Amazon has finally admitted that it doesn’t like the fake reviews on its sites. I say finally, because it took 20 years.

Rather than applauding their action, I’m afraid I have to say I think they are doing it all wrong.

Here’s what happened. This week Amazon sued four companies for systematically writing fake reviews on its sites.

The BBC reports that Amazon named four review producers that operate via sites called buyazonreviews.com, buyamazonreviews.com, bayreviews.net and buyreviewsnow.com. 

The idea is that if a brand wants its product to have great reviews on Amazon, it pays one of these four companies for a few glowing reviews.

These companies then pump Amazon’s open review systems full of professionally written fake reviews.

Their exact methods aren’t clear, but Amazon says that they deliberately drip feed the reviews from different IP addresses and different usernames.

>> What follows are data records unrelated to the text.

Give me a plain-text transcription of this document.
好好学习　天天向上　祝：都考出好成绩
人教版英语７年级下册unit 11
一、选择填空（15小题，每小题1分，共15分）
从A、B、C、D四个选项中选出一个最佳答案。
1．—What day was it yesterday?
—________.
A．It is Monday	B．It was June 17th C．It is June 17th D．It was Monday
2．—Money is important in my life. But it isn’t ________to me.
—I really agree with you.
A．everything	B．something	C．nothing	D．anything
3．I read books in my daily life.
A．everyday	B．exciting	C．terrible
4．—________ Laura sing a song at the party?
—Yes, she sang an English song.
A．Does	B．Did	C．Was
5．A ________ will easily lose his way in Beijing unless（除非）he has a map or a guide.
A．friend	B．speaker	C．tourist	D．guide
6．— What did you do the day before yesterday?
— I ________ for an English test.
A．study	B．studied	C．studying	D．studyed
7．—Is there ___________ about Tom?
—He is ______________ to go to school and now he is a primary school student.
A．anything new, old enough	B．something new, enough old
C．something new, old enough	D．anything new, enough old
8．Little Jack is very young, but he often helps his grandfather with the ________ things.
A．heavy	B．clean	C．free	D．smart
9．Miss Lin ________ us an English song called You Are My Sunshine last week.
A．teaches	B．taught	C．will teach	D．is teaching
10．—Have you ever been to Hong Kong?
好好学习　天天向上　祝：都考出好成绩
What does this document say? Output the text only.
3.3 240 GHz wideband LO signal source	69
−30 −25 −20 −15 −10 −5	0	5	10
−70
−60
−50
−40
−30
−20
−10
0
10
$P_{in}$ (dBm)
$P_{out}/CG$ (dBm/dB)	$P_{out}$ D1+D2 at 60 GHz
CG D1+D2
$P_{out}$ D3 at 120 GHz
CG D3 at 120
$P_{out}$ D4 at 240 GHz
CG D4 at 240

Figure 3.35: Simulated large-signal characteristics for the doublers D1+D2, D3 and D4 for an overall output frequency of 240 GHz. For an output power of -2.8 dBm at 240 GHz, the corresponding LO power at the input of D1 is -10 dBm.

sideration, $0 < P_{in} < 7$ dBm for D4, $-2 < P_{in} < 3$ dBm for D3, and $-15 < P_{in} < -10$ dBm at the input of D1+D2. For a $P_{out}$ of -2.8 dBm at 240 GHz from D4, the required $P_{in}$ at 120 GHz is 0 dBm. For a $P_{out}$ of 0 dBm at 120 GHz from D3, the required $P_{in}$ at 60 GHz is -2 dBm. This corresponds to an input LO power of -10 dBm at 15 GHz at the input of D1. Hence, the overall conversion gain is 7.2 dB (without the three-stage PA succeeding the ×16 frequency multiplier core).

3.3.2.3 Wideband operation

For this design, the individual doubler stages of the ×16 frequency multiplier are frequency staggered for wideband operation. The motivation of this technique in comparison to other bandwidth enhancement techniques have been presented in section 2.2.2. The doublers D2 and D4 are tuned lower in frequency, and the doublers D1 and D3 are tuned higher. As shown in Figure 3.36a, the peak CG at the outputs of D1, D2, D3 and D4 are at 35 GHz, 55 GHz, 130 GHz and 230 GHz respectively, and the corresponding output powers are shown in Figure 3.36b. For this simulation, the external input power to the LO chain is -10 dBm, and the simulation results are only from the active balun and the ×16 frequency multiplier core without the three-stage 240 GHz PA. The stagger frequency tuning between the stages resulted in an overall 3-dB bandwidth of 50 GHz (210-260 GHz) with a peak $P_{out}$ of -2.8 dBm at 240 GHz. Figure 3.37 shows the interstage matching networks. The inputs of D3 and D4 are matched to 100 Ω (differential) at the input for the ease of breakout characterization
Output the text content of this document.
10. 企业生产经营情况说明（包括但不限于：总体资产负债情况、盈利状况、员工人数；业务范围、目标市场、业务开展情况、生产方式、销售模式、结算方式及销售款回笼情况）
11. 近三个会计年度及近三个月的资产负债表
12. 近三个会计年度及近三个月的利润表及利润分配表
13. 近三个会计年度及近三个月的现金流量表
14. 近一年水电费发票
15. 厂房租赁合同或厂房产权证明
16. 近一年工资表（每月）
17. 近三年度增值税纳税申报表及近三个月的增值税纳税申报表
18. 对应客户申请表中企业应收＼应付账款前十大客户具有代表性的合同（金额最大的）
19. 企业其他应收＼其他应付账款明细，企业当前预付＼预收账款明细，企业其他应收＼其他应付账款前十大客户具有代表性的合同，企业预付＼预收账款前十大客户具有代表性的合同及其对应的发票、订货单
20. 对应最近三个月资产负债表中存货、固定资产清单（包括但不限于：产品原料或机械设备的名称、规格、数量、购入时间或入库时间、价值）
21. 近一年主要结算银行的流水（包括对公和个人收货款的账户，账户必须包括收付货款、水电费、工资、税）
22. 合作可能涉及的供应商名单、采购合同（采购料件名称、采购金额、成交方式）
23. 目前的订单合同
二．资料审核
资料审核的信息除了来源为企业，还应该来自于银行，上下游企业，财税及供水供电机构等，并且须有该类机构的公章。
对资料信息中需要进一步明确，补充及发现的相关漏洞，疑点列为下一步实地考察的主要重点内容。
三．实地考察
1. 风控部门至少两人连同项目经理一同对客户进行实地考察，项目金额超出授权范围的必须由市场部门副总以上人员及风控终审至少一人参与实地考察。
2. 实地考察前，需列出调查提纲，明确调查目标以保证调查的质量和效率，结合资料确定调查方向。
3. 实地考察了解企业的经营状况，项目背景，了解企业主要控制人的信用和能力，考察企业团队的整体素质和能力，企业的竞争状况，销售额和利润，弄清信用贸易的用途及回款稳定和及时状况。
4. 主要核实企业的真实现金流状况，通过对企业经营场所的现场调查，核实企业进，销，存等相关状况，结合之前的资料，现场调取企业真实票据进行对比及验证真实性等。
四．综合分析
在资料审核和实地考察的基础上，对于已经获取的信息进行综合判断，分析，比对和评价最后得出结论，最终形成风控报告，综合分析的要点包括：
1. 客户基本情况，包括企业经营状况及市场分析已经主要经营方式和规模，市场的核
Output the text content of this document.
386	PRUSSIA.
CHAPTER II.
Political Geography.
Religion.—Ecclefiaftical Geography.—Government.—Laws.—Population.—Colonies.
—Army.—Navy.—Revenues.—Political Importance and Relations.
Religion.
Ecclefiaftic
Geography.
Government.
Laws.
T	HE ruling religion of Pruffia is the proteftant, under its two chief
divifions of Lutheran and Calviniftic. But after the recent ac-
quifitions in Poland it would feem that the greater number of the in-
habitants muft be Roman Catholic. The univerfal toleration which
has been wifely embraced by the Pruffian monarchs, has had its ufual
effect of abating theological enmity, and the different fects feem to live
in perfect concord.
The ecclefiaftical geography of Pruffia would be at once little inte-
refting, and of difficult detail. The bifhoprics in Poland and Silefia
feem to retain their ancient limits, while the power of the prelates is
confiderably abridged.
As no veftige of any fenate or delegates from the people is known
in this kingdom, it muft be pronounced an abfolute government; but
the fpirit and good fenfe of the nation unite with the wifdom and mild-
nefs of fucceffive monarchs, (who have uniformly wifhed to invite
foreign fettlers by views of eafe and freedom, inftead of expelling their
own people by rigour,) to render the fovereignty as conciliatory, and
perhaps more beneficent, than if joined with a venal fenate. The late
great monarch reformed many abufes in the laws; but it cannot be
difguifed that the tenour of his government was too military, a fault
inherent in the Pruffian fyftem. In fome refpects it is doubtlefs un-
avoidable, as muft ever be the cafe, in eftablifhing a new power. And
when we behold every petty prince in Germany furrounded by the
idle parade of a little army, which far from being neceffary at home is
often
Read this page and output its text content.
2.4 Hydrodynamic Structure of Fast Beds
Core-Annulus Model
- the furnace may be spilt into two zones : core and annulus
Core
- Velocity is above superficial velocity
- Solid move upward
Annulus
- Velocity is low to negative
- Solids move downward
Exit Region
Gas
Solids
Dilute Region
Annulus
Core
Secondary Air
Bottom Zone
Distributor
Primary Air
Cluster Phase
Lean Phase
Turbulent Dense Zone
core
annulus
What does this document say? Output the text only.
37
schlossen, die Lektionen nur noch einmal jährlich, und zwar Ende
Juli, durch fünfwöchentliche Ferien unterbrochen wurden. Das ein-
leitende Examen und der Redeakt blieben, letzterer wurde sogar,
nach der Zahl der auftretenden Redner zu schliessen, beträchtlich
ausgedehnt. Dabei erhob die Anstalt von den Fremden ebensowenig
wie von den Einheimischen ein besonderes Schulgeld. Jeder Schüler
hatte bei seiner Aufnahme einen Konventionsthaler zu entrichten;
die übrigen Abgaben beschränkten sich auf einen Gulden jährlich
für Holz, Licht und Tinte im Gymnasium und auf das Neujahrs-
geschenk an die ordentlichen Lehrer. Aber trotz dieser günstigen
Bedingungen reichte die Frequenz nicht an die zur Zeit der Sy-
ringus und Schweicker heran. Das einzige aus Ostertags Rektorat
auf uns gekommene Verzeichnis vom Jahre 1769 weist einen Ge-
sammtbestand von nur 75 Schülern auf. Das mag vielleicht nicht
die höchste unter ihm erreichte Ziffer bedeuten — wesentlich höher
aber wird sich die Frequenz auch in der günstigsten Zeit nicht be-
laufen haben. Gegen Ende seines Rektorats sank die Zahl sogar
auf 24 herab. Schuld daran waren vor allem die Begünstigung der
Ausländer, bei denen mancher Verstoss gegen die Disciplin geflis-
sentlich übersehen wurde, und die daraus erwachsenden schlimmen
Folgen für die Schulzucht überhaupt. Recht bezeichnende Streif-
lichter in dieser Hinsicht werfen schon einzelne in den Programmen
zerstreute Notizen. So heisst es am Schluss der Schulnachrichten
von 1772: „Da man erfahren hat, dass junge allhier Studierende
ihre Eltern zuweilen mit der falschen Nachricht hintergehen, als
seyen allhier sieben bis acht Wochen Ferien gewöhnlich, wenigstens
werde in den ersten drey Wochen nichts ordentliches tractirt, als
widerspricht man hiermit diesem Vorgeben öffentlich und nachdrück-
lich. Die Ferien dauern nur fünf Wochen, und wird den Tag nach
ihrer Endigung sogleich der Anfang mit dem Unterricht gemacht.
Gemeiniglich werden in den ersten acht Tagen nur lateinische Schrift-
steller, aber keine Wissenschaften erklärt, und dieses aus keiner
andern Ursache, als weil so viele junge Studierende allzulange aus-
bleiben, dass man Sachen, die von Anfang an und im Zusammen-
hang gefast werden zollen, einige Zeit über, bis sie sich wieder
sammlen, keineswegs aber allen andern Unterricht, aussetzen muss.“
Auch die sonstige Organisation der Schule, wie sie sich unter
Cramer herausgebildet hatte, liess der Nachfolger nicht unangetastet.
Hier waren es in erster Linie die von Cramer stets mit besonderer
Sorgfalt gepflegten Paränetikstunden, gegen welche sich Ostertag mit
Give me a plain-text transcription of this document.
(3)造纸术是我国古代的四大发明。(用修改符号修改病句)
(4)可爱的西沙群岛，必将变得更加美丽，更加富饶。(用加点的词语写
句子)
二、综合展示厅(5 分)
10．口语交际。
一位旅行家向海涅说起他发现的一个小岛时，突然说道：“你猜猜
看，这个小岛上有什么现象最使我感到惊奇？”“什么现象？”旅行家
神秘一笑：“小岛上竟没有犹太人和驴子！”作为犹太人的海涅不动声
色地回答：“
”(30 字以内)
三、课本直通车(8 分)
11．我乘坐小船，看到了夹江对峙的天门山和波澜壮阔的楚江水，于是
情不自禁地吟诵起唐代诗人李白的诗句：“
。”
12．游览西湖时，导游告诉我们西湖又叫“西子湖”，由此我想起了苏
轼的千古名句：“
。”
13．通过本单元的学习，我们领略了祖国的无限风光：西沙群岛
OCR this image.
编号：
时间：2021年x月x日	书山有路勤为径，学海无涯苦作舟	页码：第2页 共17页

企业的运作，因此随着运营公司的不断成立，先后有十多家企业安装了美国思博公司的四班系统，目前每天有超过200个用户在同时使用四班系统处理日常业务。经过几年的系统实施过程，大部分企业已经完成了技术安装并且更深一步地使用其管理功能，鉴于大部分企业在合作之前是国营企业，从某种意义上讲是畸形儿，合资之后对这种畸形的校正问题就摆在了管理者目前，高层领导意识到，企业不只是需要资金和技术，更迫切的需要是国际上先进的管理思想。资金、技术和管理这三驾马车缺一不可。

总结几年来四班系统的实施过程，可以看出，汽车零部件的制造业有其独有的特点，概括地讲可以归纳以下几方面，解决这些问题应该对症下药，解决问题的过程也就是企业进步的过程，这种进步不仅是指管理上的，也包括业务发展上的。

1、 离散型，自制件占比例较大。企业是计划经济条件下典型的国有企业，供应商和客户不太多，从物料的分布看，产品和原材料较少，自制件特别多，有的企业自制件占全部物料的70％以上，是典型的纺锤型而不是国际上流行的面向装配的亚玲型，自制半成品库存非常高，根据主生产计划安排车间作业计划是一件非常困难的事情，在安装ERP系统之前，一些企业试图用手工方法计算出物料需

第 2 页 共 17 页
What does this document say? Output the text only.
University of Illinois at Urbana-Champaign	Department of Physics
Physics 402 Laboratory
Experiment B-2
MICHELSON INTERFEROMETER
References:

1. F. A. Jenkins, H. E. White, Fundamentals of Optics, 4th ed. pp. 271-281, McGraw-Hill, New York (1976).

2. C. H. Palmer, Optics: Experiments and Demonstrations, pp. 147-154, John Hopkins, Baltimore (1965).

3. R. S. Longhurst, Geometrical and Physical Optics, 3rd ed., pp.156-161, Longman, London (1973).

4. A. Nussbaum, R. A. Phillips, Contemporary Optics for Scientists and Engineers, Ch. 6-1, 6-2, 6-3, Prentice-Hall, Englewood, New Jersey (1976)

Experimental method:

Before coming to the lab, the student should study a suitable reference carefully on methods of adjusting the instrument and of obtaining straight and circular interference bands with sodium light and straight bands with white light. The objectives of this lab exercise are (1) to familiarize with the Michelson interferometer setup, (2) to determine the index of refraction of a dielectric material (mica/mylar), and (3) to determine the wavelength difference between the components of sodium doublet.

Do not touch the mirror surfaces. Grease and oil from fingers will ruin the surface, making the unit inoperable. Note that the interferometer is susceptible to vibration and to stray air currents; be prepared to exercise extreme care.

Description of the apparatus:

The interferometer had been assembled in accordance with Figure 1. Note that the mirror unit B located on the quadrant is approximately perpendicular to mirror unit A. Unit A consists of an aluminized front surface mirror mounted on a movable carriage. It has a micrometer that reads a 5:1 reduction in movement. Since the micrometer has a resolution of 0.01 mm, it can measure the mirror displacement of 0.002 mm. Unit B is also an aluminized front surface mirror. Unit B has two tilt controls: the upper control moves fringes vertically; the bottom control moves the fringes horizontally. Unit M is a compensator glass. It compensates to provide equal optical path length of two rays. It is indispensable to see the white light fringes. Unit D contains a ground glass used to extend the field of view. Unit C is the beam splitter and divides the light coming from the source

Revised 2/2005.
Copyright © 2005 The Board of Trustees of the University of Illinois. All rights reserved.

One of the fake review producers even has a deluxe option – the limousine of fake reviews – a special package of Verified Reviews where the reviewer even buys the product.

A quote from the site says, “You’ll still be able to control what the review says, but it will add more legitimacy to the reviews.” 

Amazon seems to be unimpressed.

“While small in number, these reviews threaten to undermine the trust that customers, and the vast majority of sellers and manufacturers, place in Amazon, thereby tarnishing Amazon’s brand,” said the retailer in documents filed to the court in Washington.”

I don’t believe suing companies is going to restore trust in Amazon reviews. The act of writing fake reviews has long been illegal in many countries, but low penalties and the relative disinterest of law enforcement hasn’t really stopped anyone.

Suing the ones that stupidly, blatantly advertise their illegal practice with a domain name such as buyamazonreviews.com is unlikely to deter the ones who are smarter in covering their tracks and have set up shop in the dark web. 

There is so much money at stake for manufacturers and Amazon merchants that many leave their morals behind and create the demand for fake reviews.

On the supply side, orchestrating and selling fake reviews – be they good ones for clients or bad ones for their competitors – is easy money. The BBC reports prices of up to $22 (about £15) per fake review.

Instead of suing, hoping to deter the others, Amazon should be bold and only accept reviews from verified purchasers. Delete the millions of unverified reviews all in one swoop.

It is such a force in retail that it could easily build up verified review volume in a short amount of time. Reviews should be trusted universally.

What do you think? Is there a potential trust issue with Amazon reviews? Should it ditch all unverified feedback?